When Mel Martin wakes up each day, he’s thankful the outcome of a crash caused by fatigued driving wasn’t worse.
“I’m so thankful that I didn’t kill a child,” Martin said. “I’m so thankful I didn’t veer off left into a car, and impact another family.”
The 62-year-old orchestra violinist with the Stratford Festival has a lot to be thankful for, after he survived crashing his vehicle into a ditch on Aug. 10, 2017. He’d been driving home to London at about 11:15 p.m following an evening performance.
“In the past, I would remember fighting sleep off while I was driving,” he said. “This caught me totally by surprise… About two thirds of the trip I remember with a lot of specifics, and then the five kilometers before the accident, I don’t remember anything.”
Martin says he drove into a culvert going 90 kilometres an hour — the speed at which he’d carefully set his vehicle’s cruise control.
The next thing he remembers is waking up to discover a badly broken hand and an electrical fire at the front of his vehicle. He says he dragged himself out of the passenger-side door.
“All the injuries were caused by the seatbelt and my body taking the impact. So when I got to the hospital they had to do a tracheotomy to open my airway.”
The next day, he realized he’d also injured two of his spinal vertebrae and “couldn’t really move.” He spent 12 days in hospital, and 2.5 months in respite care.
“As far as I’m concerned, it’s been a miracle,” said Martin, who has almost fully recovered from his injuries and is able to keep playing violin. And while he is “pretty much back to normal,” Martin’s life has taken on some other changes.
“I live my life with a lot of gratitude,” he said.
Martin is reminding people about the dangers of fatigued driving, and the importance of changing your schedule so you don’t have to drive while sleepy.
“We all have a lot of responsibilities, and usually we tend to compromise our sleep to get things done.”
Jane Edwards, an injury prevention specialist with the London Health Sciences Centre (LHSC), wants people to find a safe place to pull over and take a nap if they feel tired.

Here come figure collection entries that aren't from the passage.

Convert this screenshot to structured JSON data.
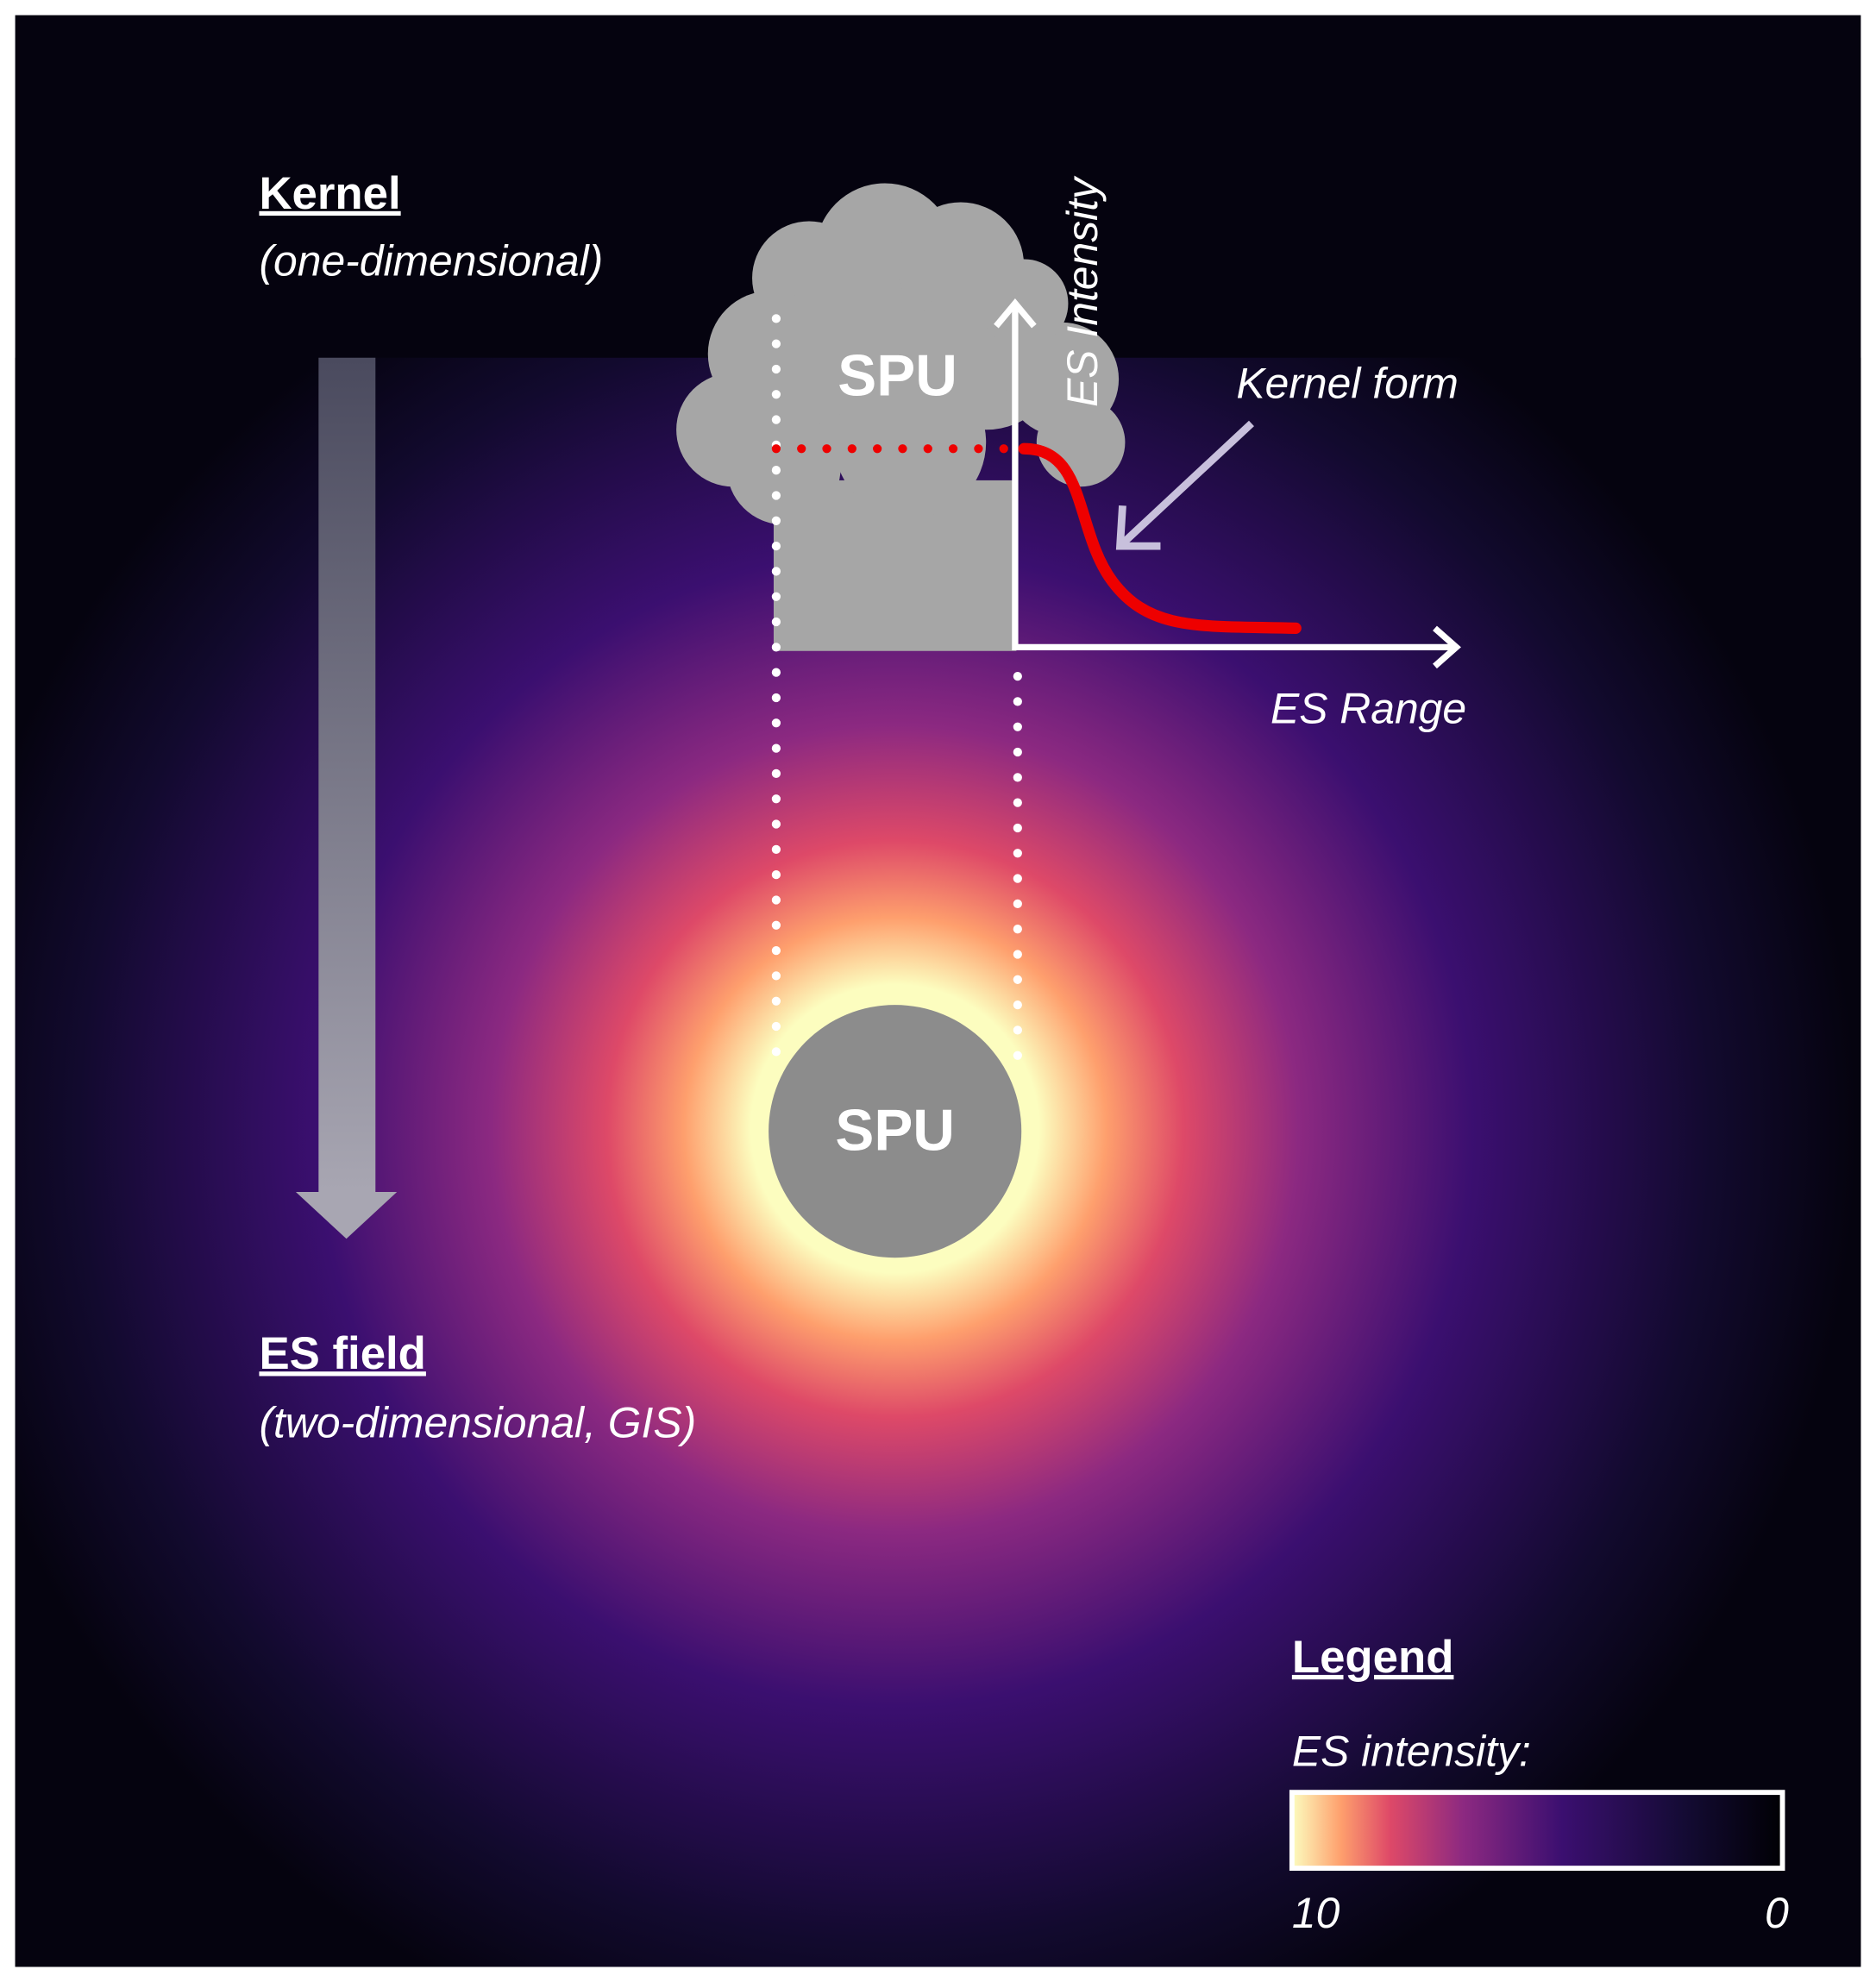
{
  "kernel": {
    "title": "Kernel",
    "subtitle": "(one-dimensional)"
  },
  "spu_tree_label": "SPU",
  "kernel_plot": {
    "y_label": "ES Intensity",
    "x_label": "ES Range",
    "curve_label": "Kernel form"
  },
  "spu_field_label": "SPU",
  "field": {
    "title": "ES field",
    "subtitle": "(two-dimensional, GIS)"
  },
  "legend": {
    "title": "Legend",
    "label": "ES intensity:",
    "max_label": "10",
    "min_label": "0"
  }
}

“Being aware of your day, your last couple of days, how your sleep patterns have been,” are also crucial things to think about, she explained.
“Driving tired is something that we’ve all done. It’s something we probably do without even thinking about it.”
Edwards says inattention, fatigue and drowsy driving are factors in 20 per cent of vehicle crashes in Canada. And she suspects the number could be higher, because it’s difficult to determine if drowsiness was a factor in a fatal crash.
While planning to have multiple drivers that can take turns behind the wheel for longer trips is a good idea, Edwards also suggests sometimes the best option is to simply change one’s plans altogether to allow for adequate rest.
“There’s only so much we can do to treat patients,” Edwards said. “At some point we have to recognize that we have to prevent the injuries before they happen.”
Edwards says most trauma patients between the May long weekend through Labour Day have injuries caused by vehicle crashes.
“If we can prevent one person from coming into our trauma room this season, we’ll do everything we can.”